The threat is not a new one. Previous defence budgets have spoken of countering the danger to “remote islands” and ensuring that Japan has the capacity to retake them should the occasion arise, but this time there is a new urgency. In 2016, one segment of an annual review staged by the Ground Self-Defence Force featured a demonstration of the hypothetical response to the invasion of an unnamed island. That was all fairly standard stuff, with troops fast-roping out of Chinooks and armour rolling across the mud of the Mount Fuji foothills; the funding request for FY2018, however, reflects an altogether more beefed-up approach.

Planned acquisitions to “enhance the ability to protect isolated islands” include two naval escort vessels with anti-sea mine capabilities and there is talk of a possible new submarine, six Lockheed Martin F-35A Lightning II stealth multi-role fighters and four Osprey tilt-rotor transport aircraft. A requested 55.2 billion yen will go to improve troop facilities on Okinawa, 400 miles south of the rest of Japan, and the nearest Self-Defense Force deployment to the Senkaku islands. In addition, a further 10 billion yen has been pencilled in for the development of a “high-speed glide bomb” – perhaps some kind of a boost glide weapon – in support of missions to “retake invaded remote islands.”

Space unit

Tokyo is also set to press on with plans to establish a new ‘space unit’ within the Self-Defence Force to protect the satellites in use by Japan and the US from damage by orbiting space junk – debris, dead satellites and fragments from discarded launch vehicles, with an expected four billion yen being set aside for designing the observation system to be used.
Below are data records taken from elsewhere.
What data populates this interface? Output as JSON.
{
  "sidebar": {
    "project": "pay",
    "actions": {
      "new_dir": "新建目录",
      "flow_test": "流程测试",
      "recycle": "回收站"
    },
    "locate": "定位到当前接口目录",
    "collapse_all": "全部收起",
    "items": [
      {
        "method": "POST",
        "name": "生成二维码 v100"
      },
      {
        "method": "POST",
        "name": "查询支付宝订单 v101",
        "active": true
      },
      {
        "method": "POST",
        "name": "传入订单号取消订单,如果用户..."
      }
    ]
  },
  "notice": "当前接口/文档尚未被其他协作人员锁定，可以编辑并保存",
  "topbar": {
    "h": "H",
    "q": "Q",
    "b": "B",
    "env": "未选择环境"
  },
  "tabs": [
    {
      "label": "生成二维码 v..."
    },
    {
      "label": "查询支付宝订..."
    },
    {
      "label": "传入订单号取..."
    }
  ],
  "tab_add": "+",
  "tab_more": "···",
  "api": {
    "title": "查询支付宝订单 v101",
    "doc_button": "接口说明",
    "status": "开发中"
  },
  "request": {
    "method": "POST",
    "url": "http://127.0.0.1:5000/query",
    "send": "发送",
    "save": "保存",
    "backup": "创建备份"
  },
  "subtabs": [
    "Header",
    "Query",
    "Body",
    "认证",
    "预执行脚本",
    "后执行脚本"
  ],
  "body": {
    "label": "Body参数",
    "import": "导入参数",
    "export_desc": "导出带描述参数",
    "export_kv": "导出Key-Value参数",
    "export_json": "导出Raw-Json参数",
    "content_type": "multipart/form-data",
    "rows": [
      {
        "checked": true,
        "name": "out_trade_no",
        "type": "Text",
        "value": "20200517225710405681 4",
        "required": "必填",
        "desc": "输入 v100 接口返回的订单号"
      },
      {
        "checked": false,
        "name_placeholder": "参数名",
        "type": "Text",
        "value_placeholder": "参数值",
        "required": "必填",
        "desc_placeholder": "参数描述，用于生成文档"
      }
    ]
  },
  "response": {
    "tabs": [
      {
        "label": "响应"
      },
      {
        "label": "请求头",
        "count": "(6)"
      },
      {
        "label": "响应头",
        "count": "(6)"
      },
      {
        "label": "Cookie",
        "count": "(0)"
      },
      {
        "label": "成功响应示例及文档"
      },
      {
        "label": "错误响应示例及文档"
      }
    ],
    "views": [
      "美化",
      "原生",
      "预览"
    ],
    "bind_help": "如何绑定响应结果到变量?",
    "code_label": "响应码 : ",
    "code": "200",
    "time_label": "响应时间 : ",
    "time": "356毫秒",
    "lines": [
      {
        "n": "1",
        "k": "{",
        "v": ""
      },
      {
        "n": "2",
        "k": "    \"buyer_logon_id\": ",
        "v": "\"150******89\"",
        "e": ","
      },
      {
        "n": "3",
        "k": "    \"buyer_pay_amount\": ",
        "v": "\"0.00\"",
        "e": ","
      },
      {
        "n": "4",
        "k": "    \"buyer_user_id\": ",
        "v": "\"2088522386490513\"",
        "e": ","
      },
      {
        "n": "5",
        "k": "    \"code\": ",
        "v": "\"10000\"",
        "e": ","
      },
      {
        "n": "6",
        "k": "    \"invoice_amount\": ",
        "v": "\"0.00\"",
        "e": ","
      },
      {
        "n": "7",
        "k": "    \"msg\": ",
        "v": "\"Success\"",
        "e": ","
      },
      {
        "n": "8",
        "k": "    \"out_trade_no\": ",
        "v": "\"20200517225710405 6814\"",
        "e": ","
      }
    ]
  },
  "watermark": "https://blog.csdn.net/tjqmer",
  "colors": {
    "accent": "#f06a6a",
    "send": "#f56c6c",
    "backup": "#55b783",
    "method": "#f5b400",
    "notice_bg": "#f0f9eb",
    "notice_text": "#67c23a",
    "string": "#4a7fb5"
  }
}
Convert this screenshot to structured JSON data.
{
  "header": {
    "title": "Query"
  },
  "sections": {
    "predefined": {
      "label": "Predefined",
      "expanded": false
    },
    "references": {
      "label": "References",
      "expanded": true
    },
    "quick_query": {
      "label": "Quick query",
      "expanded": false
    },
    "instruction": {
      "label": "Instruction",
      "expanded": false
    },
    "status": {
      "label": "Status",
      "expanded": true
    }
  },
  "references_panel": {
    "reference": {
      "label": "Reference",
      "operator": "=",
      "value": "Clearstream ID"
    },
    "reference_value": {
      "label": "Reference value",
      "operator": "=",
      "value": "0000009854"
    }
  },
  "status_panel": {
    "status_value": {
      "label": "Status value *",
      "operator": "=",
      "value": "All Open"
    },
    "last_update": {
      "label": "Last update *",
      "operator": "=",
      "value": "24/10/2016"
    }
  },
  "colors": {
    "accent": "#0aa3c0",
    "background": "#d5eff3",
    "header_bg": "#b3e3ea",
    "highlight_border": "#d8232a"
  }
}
The Ministry of Defence is also likely to allocate 11 billion yen to the National Security Technology Research Promotion, a programme to fund research into the likes of domestic early-warning satellites and cyber-defence. Although this figure is the same as the previous year, it remains over 36 times more than when the initiative was first set up in 2015.

Keeping context

By Japanese standards, the budget sought is exceptional, but it is useful to see it in the wider context of the two really big defence spenders in the region. On his campaign trail to the White House, Donald Trump repeatedly promised greater funding for the armed forces, and now as President he has set out to make good on his word, seeking a “historic” 10% increase. Although official reports show the increase in Chinese military spending slowing last year to its lowest rate of growth in six years, it still rose by some 7.6%, and there have been calls from some quarters to push it back up to at least 10% in response to the uncertainty and tension in the Asia-Pacific.

If that thinking becomes the universal criterion for setting regional military budgets, then despite Japan’s sluggish economy, this may not be the last time that Prime Minister Abe will be seeking to break national records on defence spending.